CONSUMER DISCRETIONARY SECTOR IN INDIA (Key Fundamental Ratios)
Fundamental Ratios used to analyze stocks in the consumer discretionary sector can be divided into 5 categories- namely Valuation Ratios, Solvency Ratios, Profitability Ratios, Efficiency Ratios and Liquidity Ratios.
VALUATION RATIOS
1. P/E Ratio
The price-to earnings ratio is an important valuation metric used to analyze companies across industries. Companies within the consumer discretionary sector tend to have a high P/E ratio and are consequently classified as Growth stocks. These stocks tend to be overvalued in light of the growth potential they face in a growing economy such as India, where incomes are on the rise and, along with it, discretionary spending. The price-to-book value can also be analyzed to determine if a stock is overvalued or not. Apart from the above two ratios, the dividend yield of a stock is an important metric that can greatly impact market sentiment surrounding the company. Undervalued Stocks, i.e., stocks with low P/E and P/B ratios that have a high dividend yield, are classified as income stocks. Auto stocks such as Maruti Suzuki have high growth potential and manage to provide above average dividend yields to investors without compromising on revenue growth rates. These companies are classified as Growth-Income stocks. Companies that do not belong to any of the above categories are classified as Core.
INFLATION
As can be observed from the graph below, the performance of the consumer discretionary sector is inversely related to inflation rates. Inflation is detrimental to the sector. Consumer discretionary products are highly price elastic in nature. This implies that even a tiny change in prices can cause a huge change in demand for these goods, adversely affecting the sector's revenues. A sharp drop was witnessed in inflation rates in the year 2018 as food prices cooled down. This had a positive impact on the consumer discretionary sector.

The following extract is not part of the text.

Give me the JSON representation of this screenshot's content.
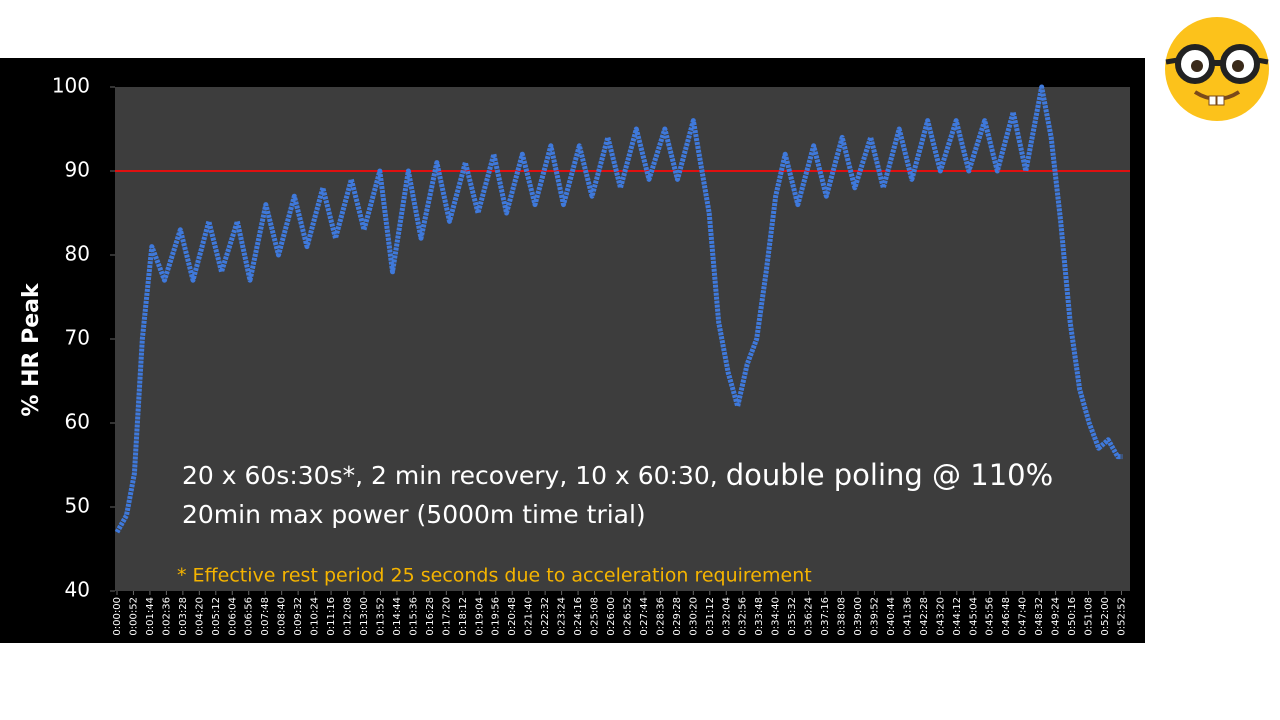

High inflation, along with monetary tightening to combat the same, adversely affected the sector in 2022–2023.
INTEREST RATES
A drop in interest rates can be beneficial to the consumer discretionary sector. Low interest rates translate into low costs of production and further into lower prices, boosting demand and spending by consumers. Discretionary spending on cars, electronic equipment etc also increase as loans for the same can be availed at lower rates of interest. Accommodative monetary policies implemented by Central Banks across countries led to a decline in interest rates IN FY 21. Subsequently interest rates across the globe have been on the rise to help combat inflation rates, adversely affecting consumer spending.
EXCHANGE RATES
An increase in exchange rates will be favorable for export oriented sectors within consumer discretionary, such as auto and textiles. However, this can also raise the cost of production by making imports more expensive. If the latter occurs, demand for these goods will fall on account of high prices and cause a dent in the stock's value.
COMMODITY PRICES
The performance of the consumer discretionary sector is inversely related to commodity prices, as can be seen in the graph. Increased commodity prices directly translate to higher production costs. Since this sector is highly price elastic, any rise in prices leads to a sharp fall in demand. Higher commodity prices can also erode the disposable income of individuals, leading them to spend less on discretionary items such as cars, media, etc.